If you make a class abstract, you can’t instantiate an object from it. I think you only use abstract classes if you want to provide a utility that people can use to perform some action, but not which they can modify or somehow instantiate and use in a different way.

Sometimes, a Java developer writes a class that should never be instantiated. That is, it’s a class that will never have an object associated with it. Such a class usually serves as the basis for other classes. Our Mammal class is an example of such a class. All the mammals in the real world are specific types of mammals rather than just mammals. Cats, dogs, mice, humans, whales, and so on are all mammals, of course, but they all have more specific names and more specific traits. So, there’s no actual animal that’s a generic mammal. Consequently, we don’t want anyone to create an instance of our Mammal class, because that would be bad modeling.

Java lets developers declare that a class should never have an instance by using the abstract keyword. In Java, abstract means that the class can still be extended by other classes but that it can never be instantiated (turned into an object). Returning to our example, we can have Mammal be abstract (because there’s no such thing as a generic mammal) and still have Cat, Dog, and Mouse extend Mammal (because cats, dogs, and mice are mammals).

The hard part is figuring out when a class should be abstract. Modeling the animal kingdom is a simple example, so it’s not hard to see that Mammal should be an abstract class.

– java 7 for Absolute Beginners

Abstract classes can include abstract methods. Any class that extends a class with an abstract method must implement that method. For example, our Mammal class includes an abstract speak() method. Any class that extends Mammal must implement the speak method, and that implementation must have the same signature. So, in this case, the implementations must return void and accept no arguments.

Abstract classes can also include regular methods that their descendant classes can use without needing to implement them. Listing 6-1 shows both kinds of methods within the Mammal class.

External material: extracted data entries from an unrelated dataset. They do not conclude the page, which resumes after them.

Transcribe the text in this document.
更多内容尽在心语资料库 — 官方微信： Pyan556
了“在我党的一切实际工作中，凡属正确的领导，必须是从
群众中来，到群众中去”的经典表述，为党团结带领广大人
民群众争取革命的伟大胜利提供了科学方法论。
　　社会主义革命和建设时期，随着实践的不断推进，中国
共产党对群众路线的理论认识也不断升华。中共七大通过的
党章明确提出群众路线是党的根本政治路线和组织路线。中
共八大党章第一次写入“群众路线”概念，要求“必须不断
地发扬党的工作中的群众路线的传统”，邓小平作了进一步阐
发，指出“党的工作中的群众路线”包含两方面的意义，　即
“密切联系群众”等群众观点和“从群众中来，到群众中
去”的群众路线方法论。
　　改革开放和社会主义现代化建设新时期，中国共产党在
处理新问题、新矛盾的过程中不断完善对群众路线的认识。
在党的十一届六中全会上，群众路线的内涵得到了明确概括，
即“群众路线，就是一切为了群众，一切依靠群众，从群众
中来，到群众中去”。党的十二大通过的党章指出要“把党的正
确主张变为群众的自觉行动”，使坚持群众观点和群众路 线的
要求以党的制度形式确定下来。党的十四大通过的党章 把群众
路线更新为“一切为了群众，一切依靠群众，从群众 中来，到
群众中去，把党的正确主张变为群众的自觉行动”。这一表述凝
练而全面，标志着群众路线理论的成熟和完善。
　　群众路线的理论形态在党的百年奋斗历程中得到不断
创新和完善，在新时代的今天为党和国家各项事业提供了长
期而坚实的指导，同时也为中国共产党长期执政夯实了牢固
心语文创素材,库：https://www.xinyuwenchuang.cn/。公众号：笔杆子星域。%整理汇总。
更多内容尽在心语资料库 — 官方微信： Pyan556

Listing 6-1. Methods within an abstract class

package com.apress.java7forabsolutebeginners.examples.animalKingdom;

abstract class Mammal { // And here’s a method for making the sound. // Each child class must implement it. abstract void speak();

// All descendant classes can call this and do // not need to implement their own versions of it protected void sayWhatIAm() { System.out.println(“I am a mammal”); } }

  • Java 7 for Absolute Beginners

If the subclass has a method with the same name as the parent’s method that the subclass extends, the subclass’ method overwrites the parent. If you want to use the parent class’s method instead, you use the super keyword, like this:

super.startRobot();

You can’t have an abstract method in a concrete class. If you want an abstract method, the class must also be abstract. Otherwise users could instantiate the class and try to implement its methods.

However, if your class is abstract, it may have some methods that are abstract and others that are concrete.